You need to set up a venv because of how the language is designed, and how it has always worked since the beginning. Python doesn't accommodate multiple versions of a package in the same runtime environment, full stop. The syntax doesn't provide for version numbers on imports. Imports are cached by symbolic name and everyone is explicitly expected to rely on this for program correctness (i.e., your library can have global state and the client will get a singleton module object). People just didn't notice/care because the entire "ecosystem" concept didn't exist yet.

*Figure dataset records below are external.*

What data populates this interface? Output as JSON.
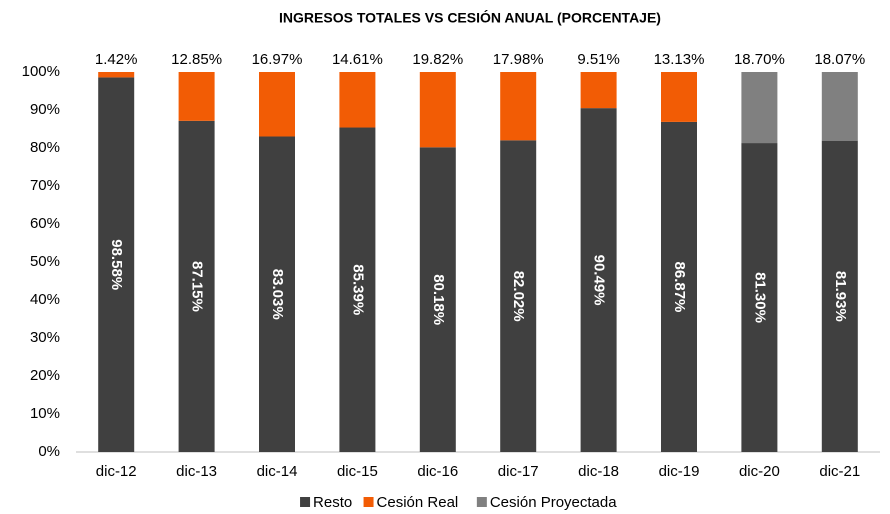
{
  "chart_data": {
    "type": "stacked_bar",
    "title": "INGRESOS TOTALES VS CESIÓN ANUAL (PORCENTAJE)",
    "categories": [
      "dic-12",
      "dic-13",
      "dic-14",
      "dic-15",
      "dic-16",
      "dic-17",
      "dic-18",
      "dic-19",
      "dic-20",
      "dic-21"
    ],
    "series": [
      {
        "name": "Resto",
        "color": "#404040",
        "values": [
          98.58,
          87.15,
          83.03,
          85.39,
          80.18,
          82.02,
          90.49,
          86.87,
          81.3,
          81.93
        ],
        "value_labels": [
          "98.58%",
          "87.15%",
          "83.03%",
          "85.39%",
          "80.18%",
          "82.02%",
          "90.49%",
          "86.87%",
          "81.30%",
          "81.93%"
        ]
      },
      {
        "name": "Cesión Real",
        "color": "#f25c05",
        "values": [
          1.42,
          12.85,
          16.97,
          14.61,
          19.82,
          17.98,
          9.51,
          13.13,
          null,
          null
        ],
        "value_labels": [
          "1.42%",
          "12.85%",
          "16.97%",
          "14.61%",
          "19.82%",
          "17.98%",
          "9.51%",
          "13.13%",
          null,
          null
        ]
      },
      {
        "name": "Cesión Proyectada",
        "color": "#808080",
        "values": [
          null,
          null,
          null,
          null,
          null,
          null,
          null,
          null,
          18.7,
          18.07
        ],
        "value_labels": [
          null,
          null,
          null,
          null,
          null,
          null,
          null,
          null,
          "18.70%",
          "18.07%"
        ]
      }
    ],
    "ylim": [
      0,
      100
    ],
    "yticks": [
      {
        "value": 0,
        "label": "0%"
      },
      {
        "value": 10,
        "label": "10%"
      },
      {
        "value": 20,
        "label": "20%"
      },
      {
        "value": 30,
        "label": "30%"
      },
      {
        "value": 40,
        "label": "40%"
      },
      {
        "value": 50,
        "label": "50%"
      },
      {
        "value": 60,
        "label": "60%"
      },
      {
        "value": 70,
        "label": "70%"
      },
      {
        "value": 80,
        "label": "80%"
      },
      {
        "value": 90,
        "label": "90%"
      },
      {
        "value": 100,
        "label": "100%"
      }
    ],
    "legend": "bottom"
  }
}
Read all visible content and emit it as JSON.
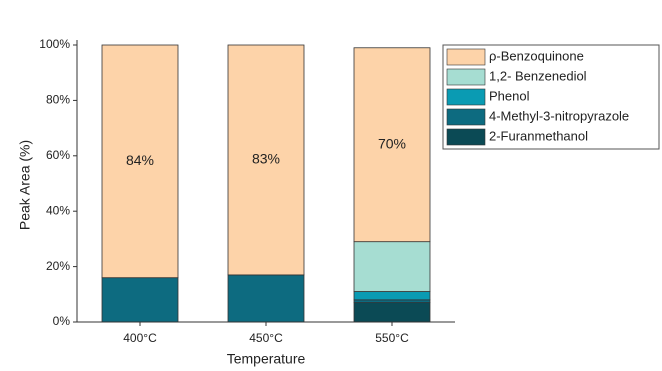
{
  "chart_data": {
    "type": "stacked_bar",
    "x_label": "Temperature",
    "y_label": "Peak Area (%)",
    "categories": [
      "400°C",
      "450°C",
      "550°C"
    ],
    "series": [
      {
        "name": "2-Furanmethanol",
        "color": "#0b4a55",
        "values": [
          0,
          0,
          7
        ]
      },
      {
        "name": "4-Methyl-3-nitropyrazole",
        "color": "#0d6b80",
        "values": [
          16,
          17,
          1
        ]
      },
      {
        "name": "Phenol",
        "color": "#0a9bb3",
        "values": [
          0,
          0,
          3
        ]
      },
      {
        "name": "1,2- Benzenediol",
        "color": "#a6ddd2",
        "values": [
          0,
          0,
          18
        ]
      },
      {
        "name": "ρ-Benzoquinone",
        "color": "#fdd3a9",
        "values": [
          84,
          83,
          70
        ],
        "value_labels": [
          "84%",
          "83%",
          "70%"
        ]
      }
    ],
    "ylim": [
      0,
      100
    ],
    "yticks": [
      {
        "value": 0,
        "label": "0%"
      },
      {
        "value": 20,
        "label": "20%"
      },
      {
        "value": 40,
        "label": "40%"
      },
      {
        "value": 60,
        "label": "60%"
      },
      {
        "value": 80,
        "label": "80%"
      },
      {
        "value": 100,
        "label": "100%"
      }
    ]
  }
}
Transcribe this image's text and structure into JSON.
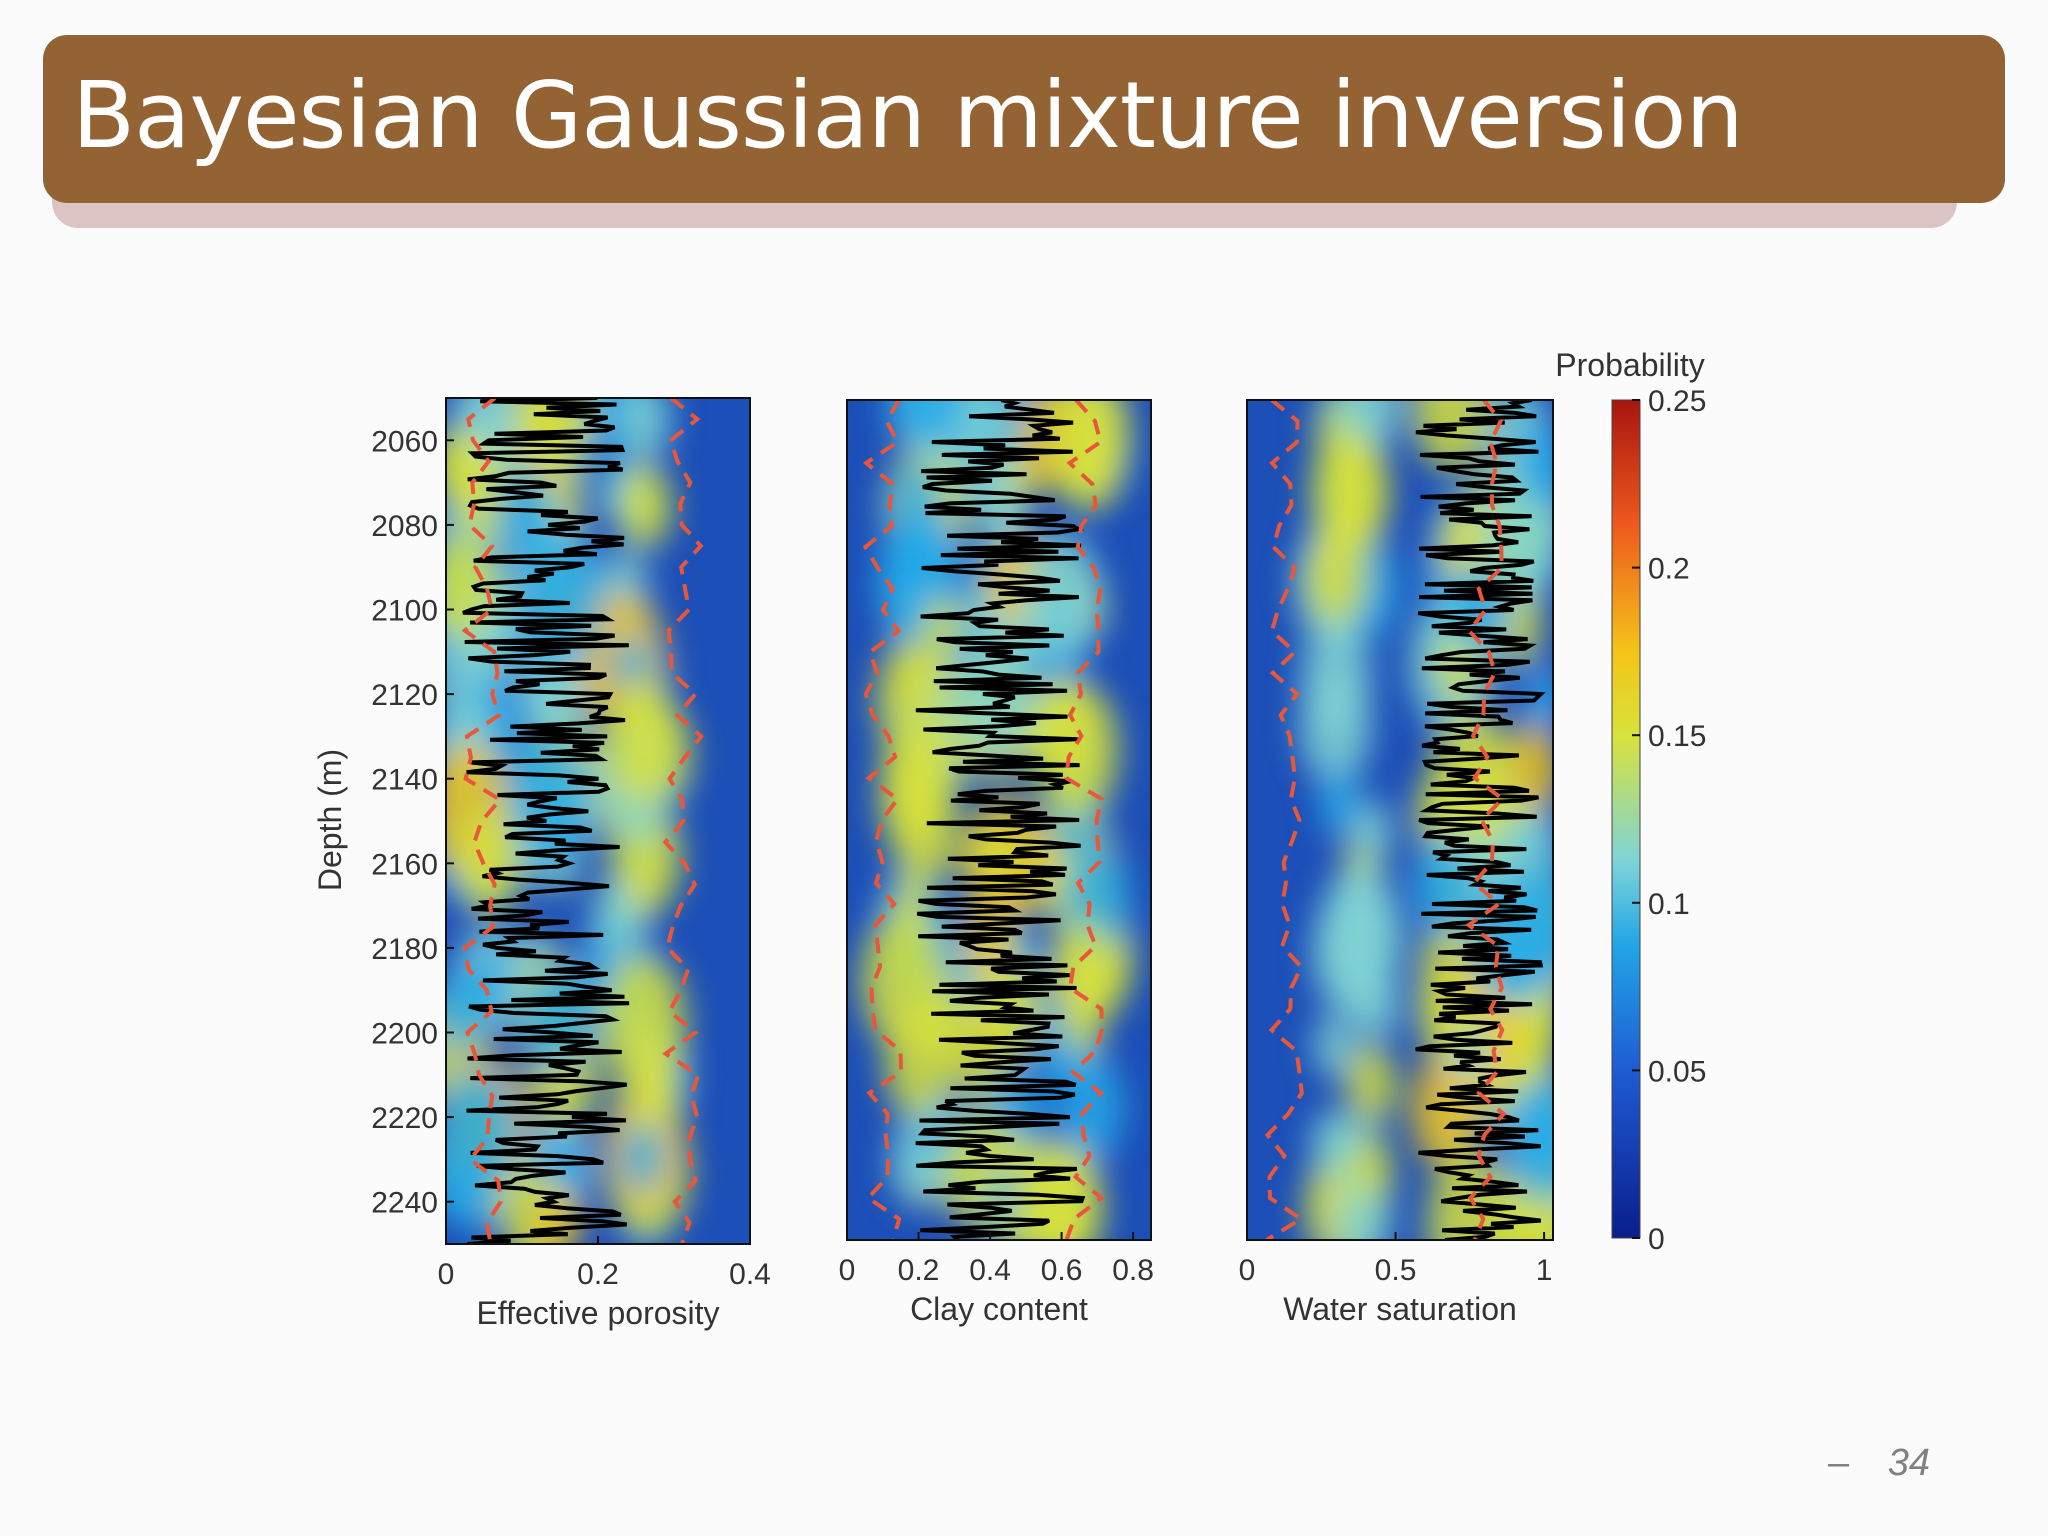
{
  "slide": {
    "title": "Bayesian Gaussian mixture inversion",
    "page_number": "34",
    "page_dash": "–"
  },
  "chart_data": {
    "type": "heatmap",
    "ylabel": "Depth (m)",
    "ylim": [
      2050,
      2250
    ],
    "yticks": [
      2060,
      2080,
      2100,
      2120,
      2140,
      2160,
      2180,
      2200,
      2220,
      2240
    ],
    "ytick_labels": [
      "2060",
      "2080",
      "2100",
      "2120",
      "2140",
      "2160",
      "2180",
      "2200",
      "2220",
      "2240"
    ],
    "colorbar": {
      "title": "Probability",
      "range": [
        0,
        0.25
      ],
      "ticks": [
        0,
        0.05,
        0.1,
        0.15,
        0.2,
        0.25
      ],
      "tick_labels": [
        "0",
        "0.05",
        "0.1",
        "0.15",
        "0.2",
        "0.25"
      ],
      "colormap": "jet"
    },
    "panels": [
      {
        "xlabel": "Effective porosity",
        "xlim": [
          0,
          0.4
        ],
        "xticks": [
          0,
          0.2,
          0.4
        ],
        "xtick_labels": [
          "0",
          "0.2",
          "0.4"
        ]
      },
      {
        "xlabel": "Clay content",
        "xlim": [
          0,
          0.85
        ],
        "xticks": [
          0,
          0.2,
          0.4,
          0.6,
          0.8
        ],
        "xtick_labels": [
          "0",
          "0.2",
          "0.4",
          "0.6",
          "0.8"
        ]
      },
      {
        "xlabel": "Water saturation",
        "xlim": [
          0,
          1.03
        ],
        "xticks": [
          0,
          0.5,
          1
        ],
        "xtick_labels": [
          "0",
          "0.5",
          "1"
        ]
      }
    ],
    "series_styles": {
      "measured_log": "#000000",
      "confidence_bounds": "#e8573a"
    }
  }
}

I have at least one local from-source build of every Python from 3.3-3.14 inclusive (plus 2.7); it's easy to do. But I have them explicitly for testing, not because using someone else's project forces me to. The ecosystem is just not like that unless perhaps you are specifically using some sort of PyTorch/CUDA/Tensorflow related stack.

> It's the standard now because system Python can't do it.

Your system Python absolutely can have packages installed into it. The restrictions are because your Linux distro wants to be able to manage the system environment. The system package manager shouldn't have to grok files that it didn't put there, and system tools shouldn't have to risk picking up a dependency you put there. Please read https://peps.python.org/pep-0668/, especially the motivation and rationale sections.

> major breakages in point version upgrades

I can think of exactly one (`async` becoming a keyword, breaking Tensorflow that was using it as a parameter name). And they responded to that by introducing the concept of soft keywords. Beyond that, it's just not a thing for your code to become syntactically invalid or to change in semantics because of a 3.x point version change. It's just the standard library that has changes or removals. You can trivially fix this by vendoring the old code.

keepamovin 3 hours ago | parent | prev [-]

My language learning trajectory (from 10 years old) was 8086 assembly, QBASIC, C, Perl, Java, MAGMA, JavaScript/HTML/CSS, Python, Haskell, C++, vibe coding

pomatic 3 hours ago | parent [-]

How old are you now? Mid fifties here. And 'vibe coding' in what exactly - it is not of interest from a programming perspective, but from a 'what does the AI know best perspective'? I've followed a similar, but not identical trajectory and now vibe in python/htmx/flask without needing to review the code in depth (NB internal apps, not public facing ones), with claude code max. Vibe coding in the last 6-8 weeks now also seems to make a decent fist of embedded coding - esp32/arduino/esp-32, also claude code.